Mit lautem Krach schlug Siegurd die schwere Eichentür hinter sich zu, und Pedro sank, nachdem er einen Blick auf die Zigarre geworfen und gesehen hatte, daß sie ausgegangen war, in seinen Ledersessel. Er wischte sich über die Stirn, als wollte er in seinem Kopf das, was sich hier ereignet hatte, auslöschen.
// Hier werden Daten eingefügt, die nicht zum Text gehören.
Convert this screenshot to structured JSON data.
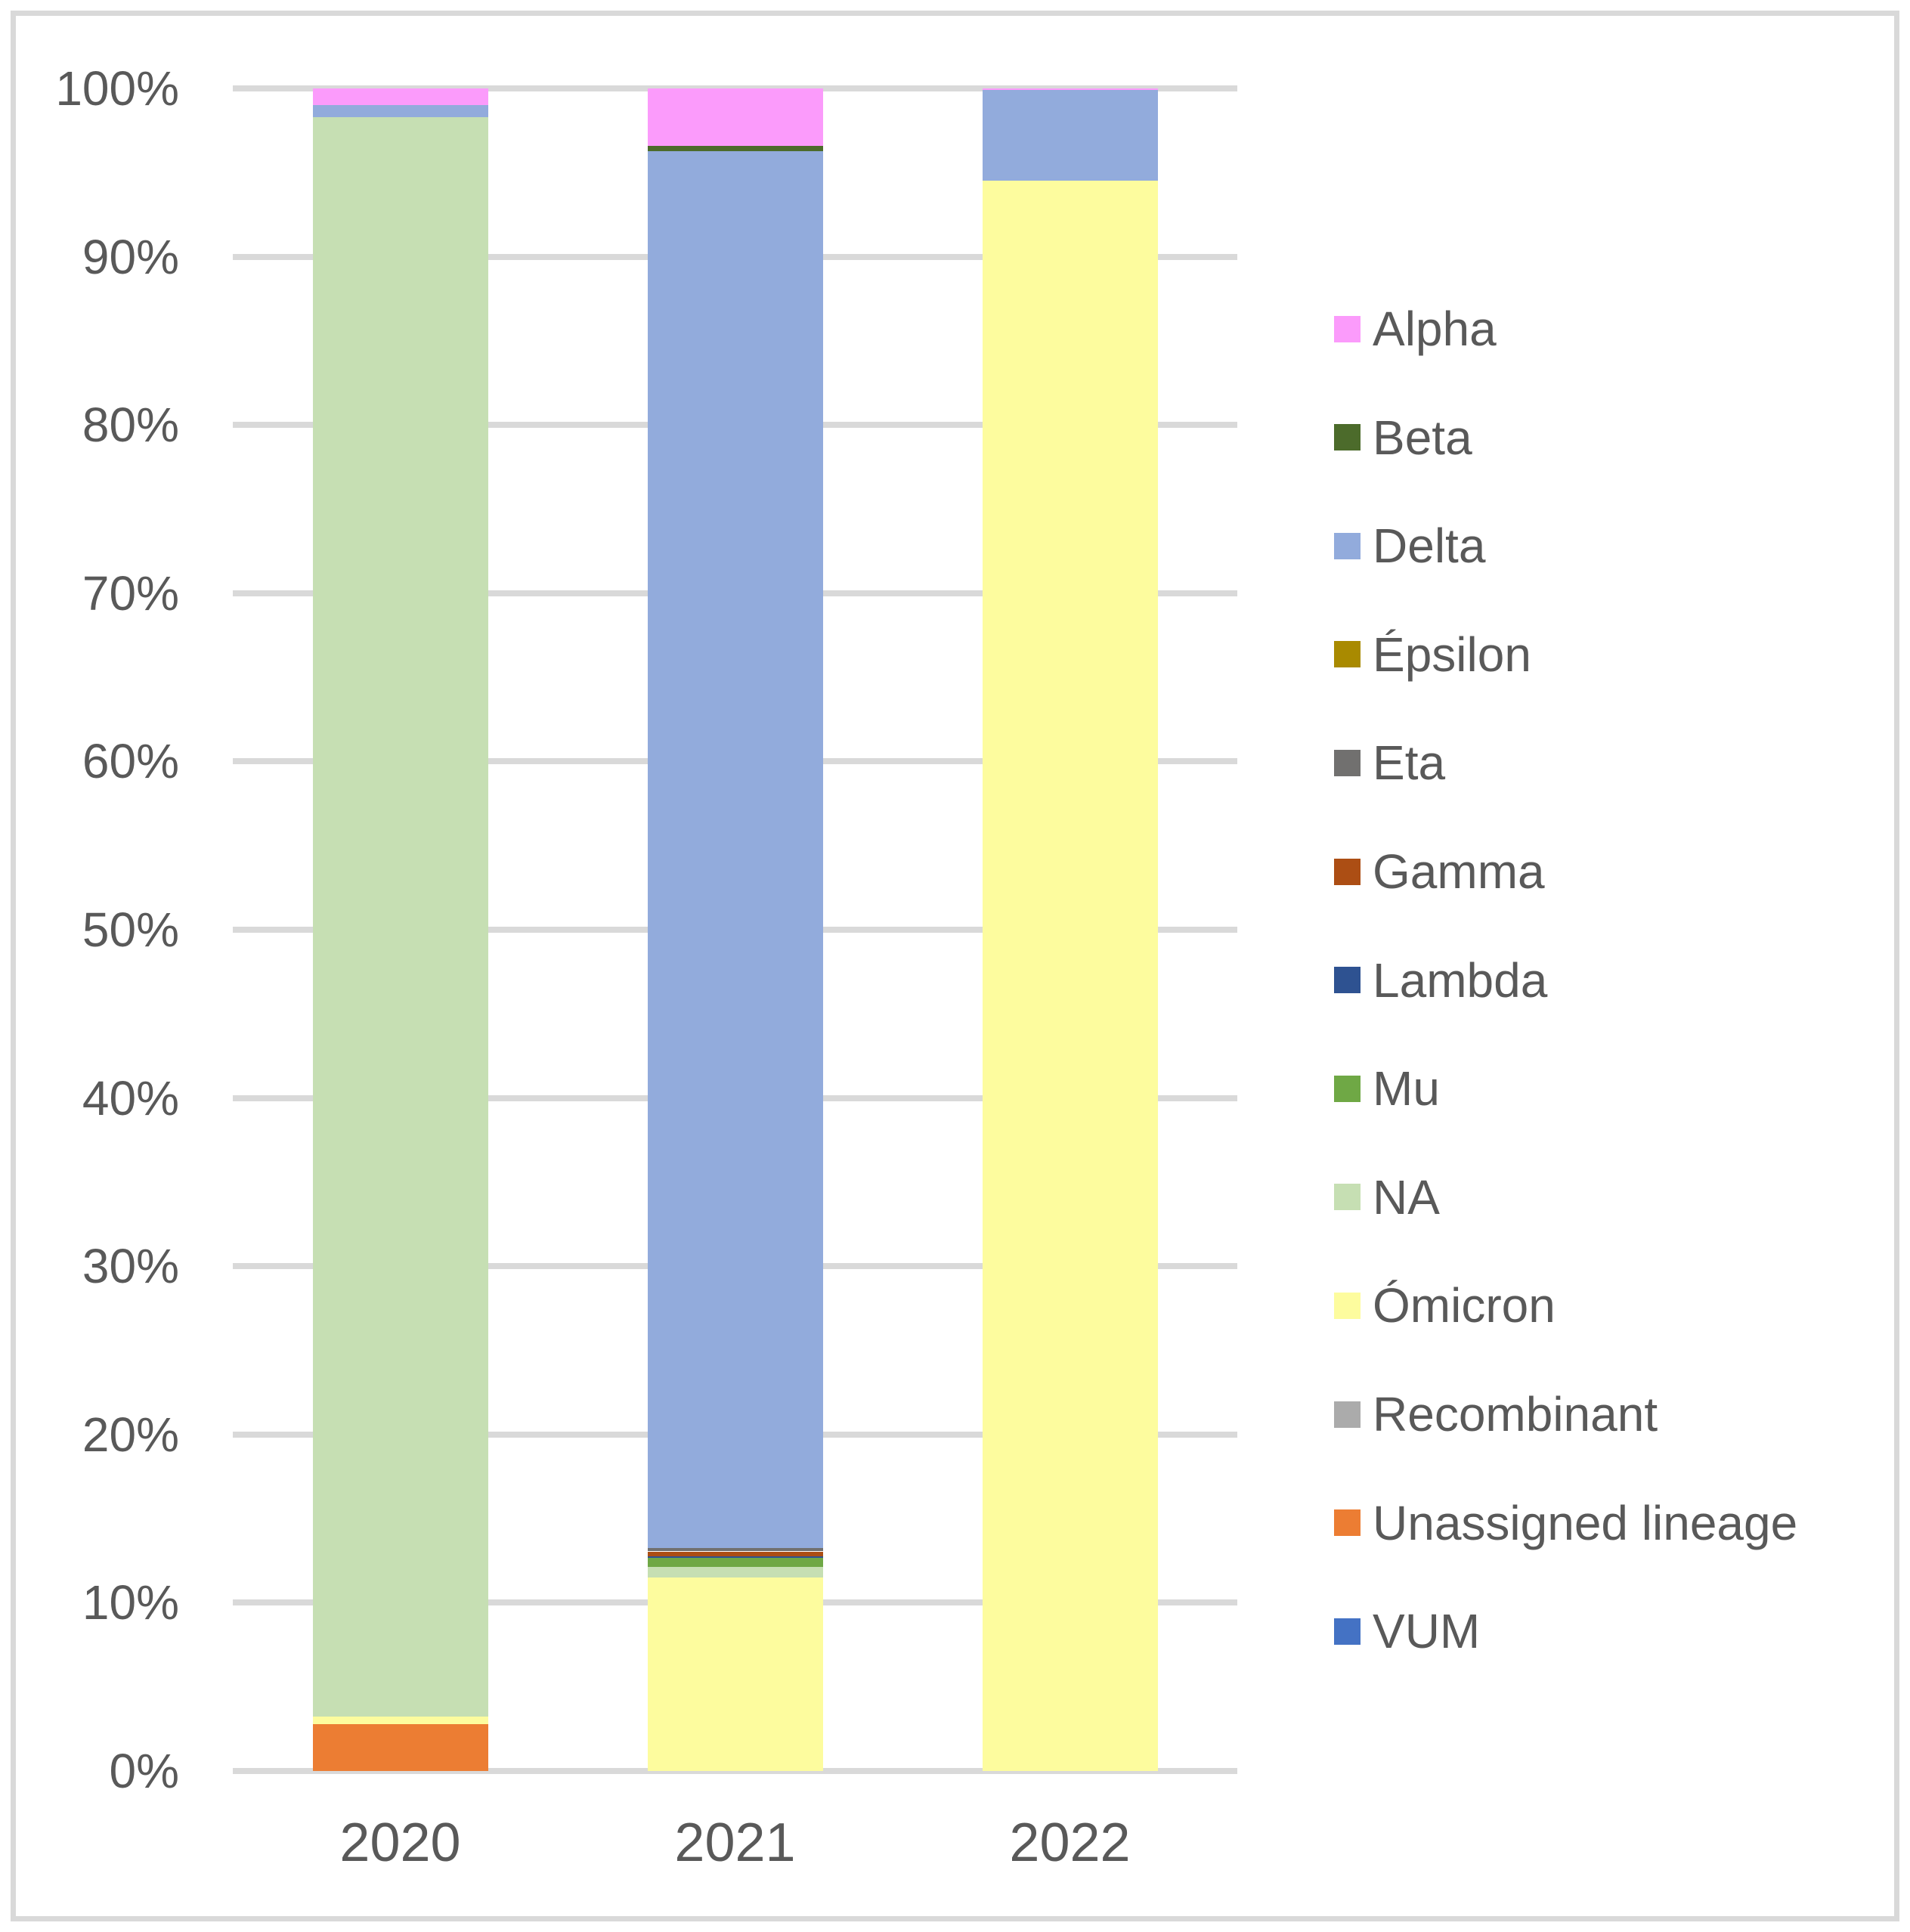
{
  "page": {
    "background": "#FFFFFF",
    "frame_border_color": "#D9D9D9",
    "gridline_color": "#D9D9D9",
    "text_color": "#595959"
  },
  "chart_data": {
    "type": "bar",
    "stacked": true,
    "units": "percent",
    "title": "",
    "xlabel": "",
    "ylabel": "",
    "categories": [
      "2020",
      "2021",
      "2022"
    ],
    "series": [
      {
        "name": "Alpha",
        "color": "#FB9BFB",
        "values": [
          1.0,
          3.4,
          0.1
        ]
      },
      {
        "name": "Beta",
        "color": "#4C6B2B",
        "values": [
          0,
          0.35,
          0
        ]
      },
      {
        "name": "Delta",
        "color": "#92ABDC",
        "values": [
          0.7,
          83.0,
          5.4
        ]
      },
      {
        "name": "Épsilon",
        "color": "#A98A00",
        "values": [
          0,
          0,
          0
        ]
      },
      {
        "name": "Eta",
        "color": "#71706F",
        "values": [
          0,
          0.2,
          0
        ]
      },
      {
        "name": "Gamma",
        "color": "#AC4E14",
        "values": [
          0,
          0.3,
          0
        ]
      },
      {
        "name": "Lambda",
        "color": "#2E5291",
        "values": [
          0,
          0.1,
          0
        ]
      },
      {
        "name": "Mu",
        "color": "#6FA845",
        "values": [
          0,
          0.5,
          0
        ]
      },
      {
        "name": "NA",
        "color": "#C6DFB3",
        "values": [
          95.05,
          0.65,
          0
        ]
      },
      {
        "name": "Ómicron",
        "color": "#FDFC9E",
        "values": [
          0.45,
          11.5,
          94.5
        ]
      },
      {
        "name": "Recombinant",
        "color": "#ABABAB",
        "values": [
          0,
          0,
          0
        ]
      },
      {
        "name": "Unassigned lineage",
        "color": "#EC7D33",
        "values": [
          2.8,
          0,
          0
        ]
      },
      {
        "name": "VUM",
        "color": "#4472C4",
        "values": [
          0,
          0,
          0
        ]
      }
    ],
    "stack_order_bottom_to_top": [
      "VUM",
      "Unassigned lineage",
      "Recombinant",
      "Ómicron",
      "NA",
      "Mu",
      "Lambda",
      "Gamma",
      "Eta",
      "Épsilon",
      "Delta",
      "Beta",
      "Alpha"
    ],
    "ylim": [
      0,
      100
    ],
    "y_ticks": [
      "0%",
      "10%",
      "20%",
      "30%",
      "40%",
      "50%",
      "60%",
      "70%",
      "80%",
      "90%",
      "100%"
    ],
    "grid": true,
    "legend_position": "right"
  }
}
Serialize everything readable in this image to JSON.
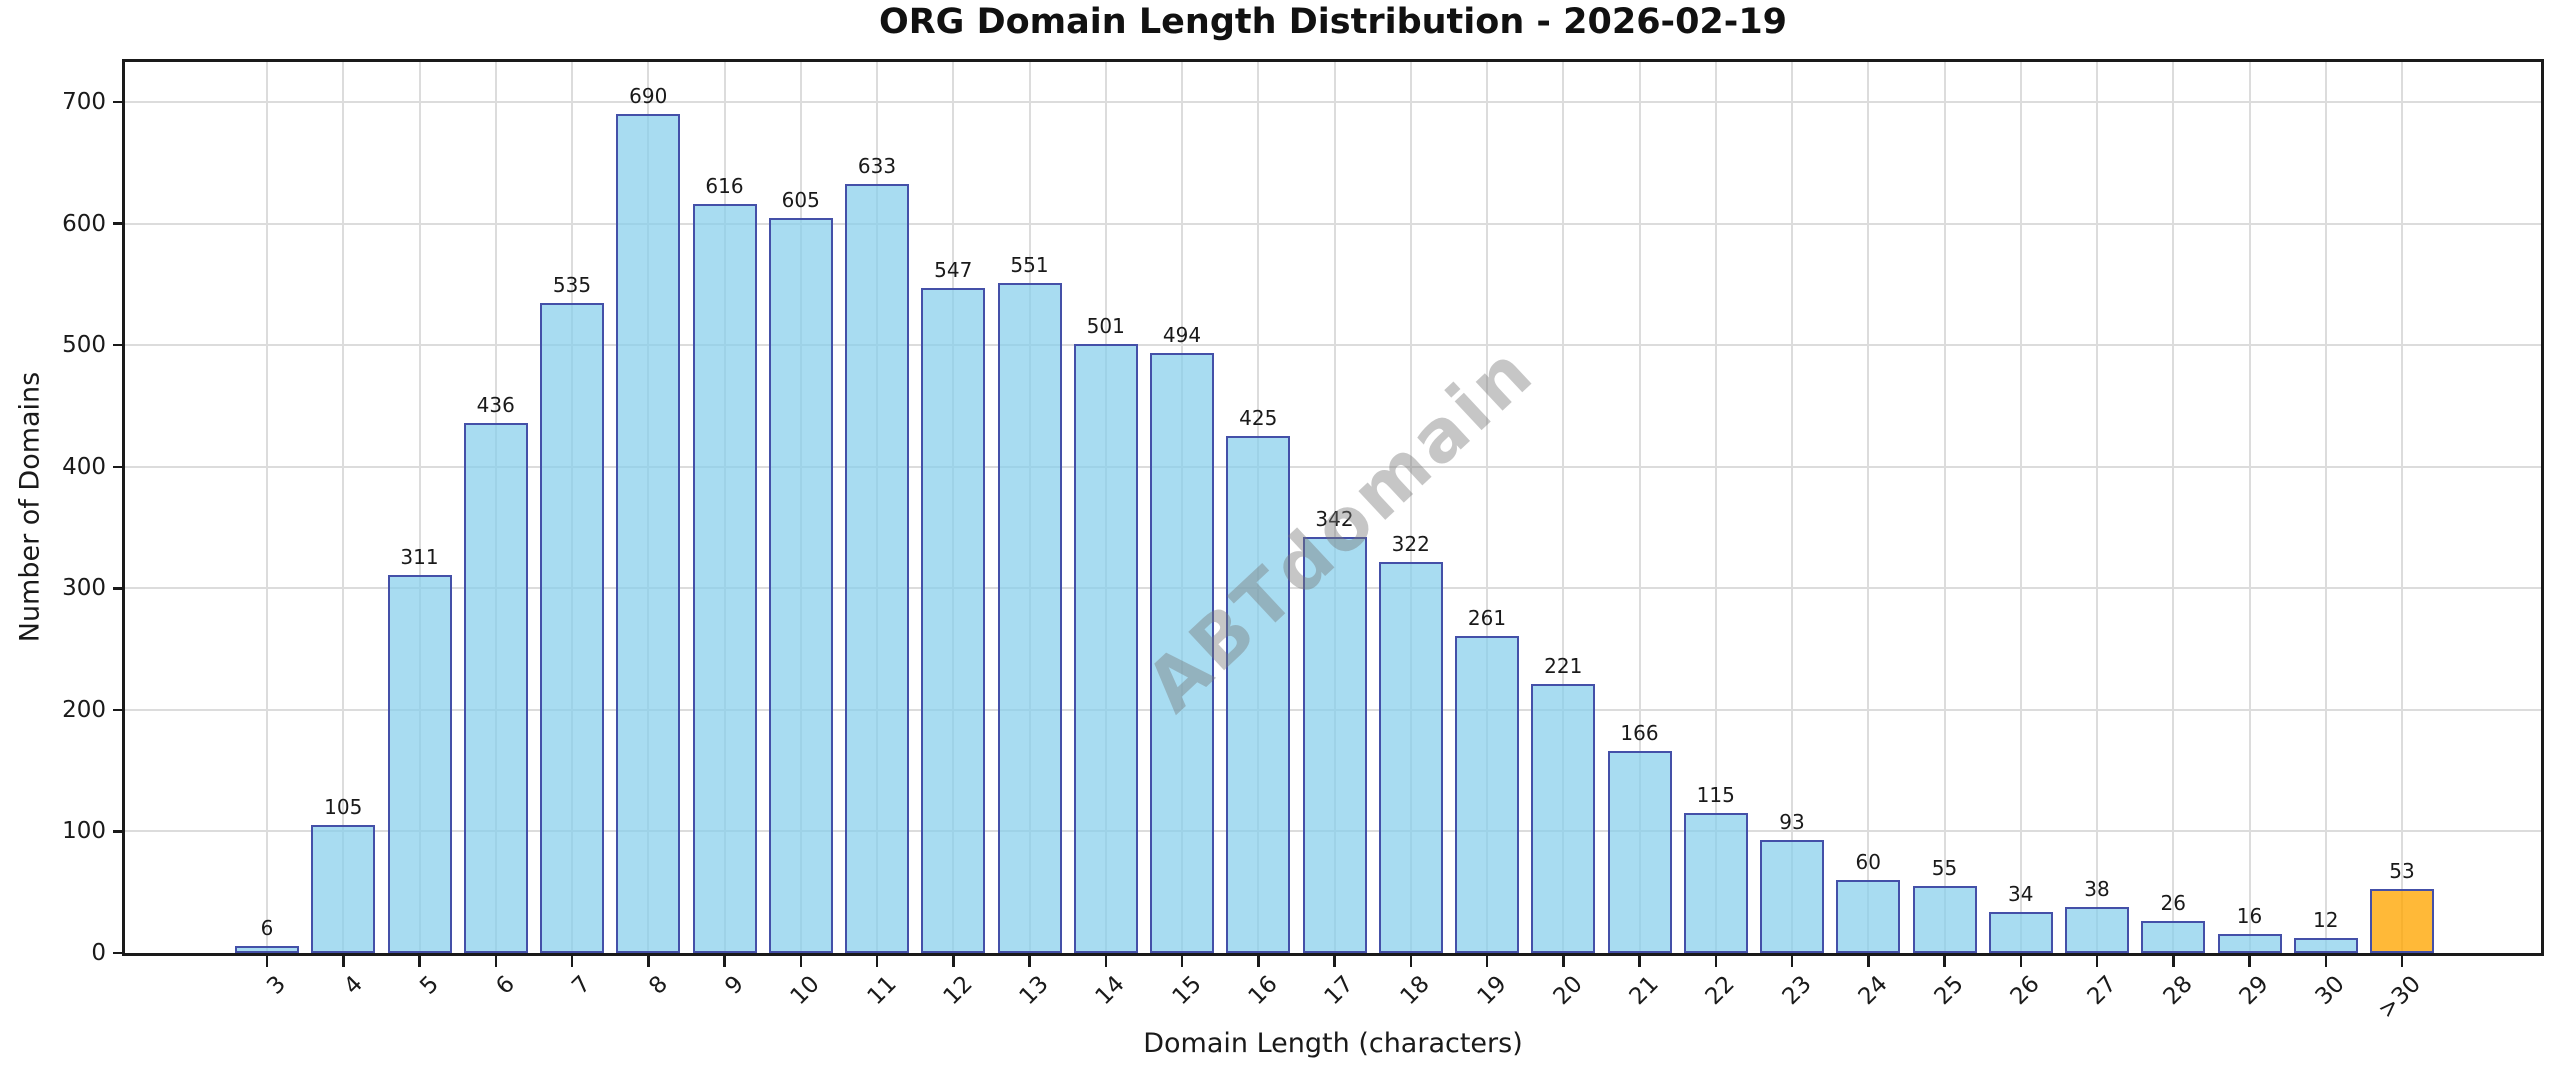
{
  "title": "ORG Domain Length Distribution - 2026-02-19",
  "watermark": "ABTdomain",
  "chart_data": {
    "type": "bar",
    "title": "ORG Domain Length Distribution - 2026-02-19",
    "xlabel": "Domain Length (characters)",
    "ylabel": "Number of Domains",
    "categories": [
      "3",
      "4",
      "5",
      "6",
      "7",
      "8",
      "9",
      "10",
      "11",
      "12",
      "13",
      "14",
      "15",
      "16",
      "17",
      "18",
      "19",
      "20",
      "21",
      "22",
      "23",
      "24",
      "25",
      "26",
      "27",
      "28",
      "29",
      "30",
      ">30"
    ],
    "values": [
      6,
      105,
      311,
      436,
      535,
      690,
      616,
      605,
      633,
      547,
      551,
      501,
      494,
      425,
      342,
      322,
      261,
      221,
      166,
      115,
      93,
      60,
      55,
      34,
      38,
      26,
      16,
      12,
      53
    ],
    "highlight_index": 28,
    "yticks": [
      0,
      100,
      200,
      300,
      400,
      500,
      600,
      700
    ],
    "ylim": [
      0,
      733
    ],
    "grid": true,
    "x_tick_rotation_deg": 45,
    "value_labels_shown": true,
    "legend": "none",
    "colors": {
      "bar_fill": "#87CEEB",
      "bar_fill_alpha": 0.72,
      "bar_edge": "#4450A8",
      "highlight_fill": "#FFA500",
      "highlight_fill_alpha": 0.78,
      "grid": "#DCDCDC",
      "axis": "#1A1A1A",
      "watermark_gray": "#787878"
    }
  }
}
So saß er eine Viertelstunde lang, bis er des Aufruhrs in seinem Inneren langsam Herr wurde.

Lulatsch klopfte an die Tür und meldete konsterniert, daß der junge Herr Baron unter Mitnahme des größeren der beiden Wagen das Gut verlassen habe. »Ich fühle mich verpflichtet«, fügte er hinzu, »Ihnen mitzuteilen, was er gesagt hat, Herr Baron …«

»Was denn?«

»Das ganze Gut gehöre in die Luft gesprengt, mit Ihnen an der Spitze, Herr Baron. Er könne nur jedem raten, möglichst bald von hier zu verschwinden.«

»Lulatsch«, sagte Pedro bedrückt, »du weißt, was sich für einen guten Diener gehört …«

»Ich hoffe es.«

»Mein Bruder ist verrückt. Wir hatten eine Auseinandersetzung. Er redet dummes Zeug, wenn er sich aufregt. Manchmal läßt es sich nicht vermeiden, daß ein Diener davon etwas mitbekommt. Und dann zeigt sich der Unterschied zwischen einem guten Diener und einem schlechten. Ein schlechter Diener quatscht herum, ein guter kann sich schon eine Minute später nicht mehr an das geringste erinnern. Wieviel Uhr haben wir jetzt, Lulatsch?«

»Eine Minute später, Herr Baron.«

»Danke.«

»Keine Ursache, Herr Baron.«

Pedro erhob sich.

»Ich fahre noch in die Stadt. Hol mir bitte meinen Wagen aus der Garage.«

»Den Ihren?«

»Ja, natürlich.«

»Herr Baron, ich sagte Ihnen doch, daß der junge Herr Baron mit dem großen Wagen …«

»Wann sagtest du mir das?«

»Soeben.«

Lulatsch wunderte sich. Die müssen ja ganz schön gestritten haben, dachte er. Durcheinander sind sie jedenfalls beide.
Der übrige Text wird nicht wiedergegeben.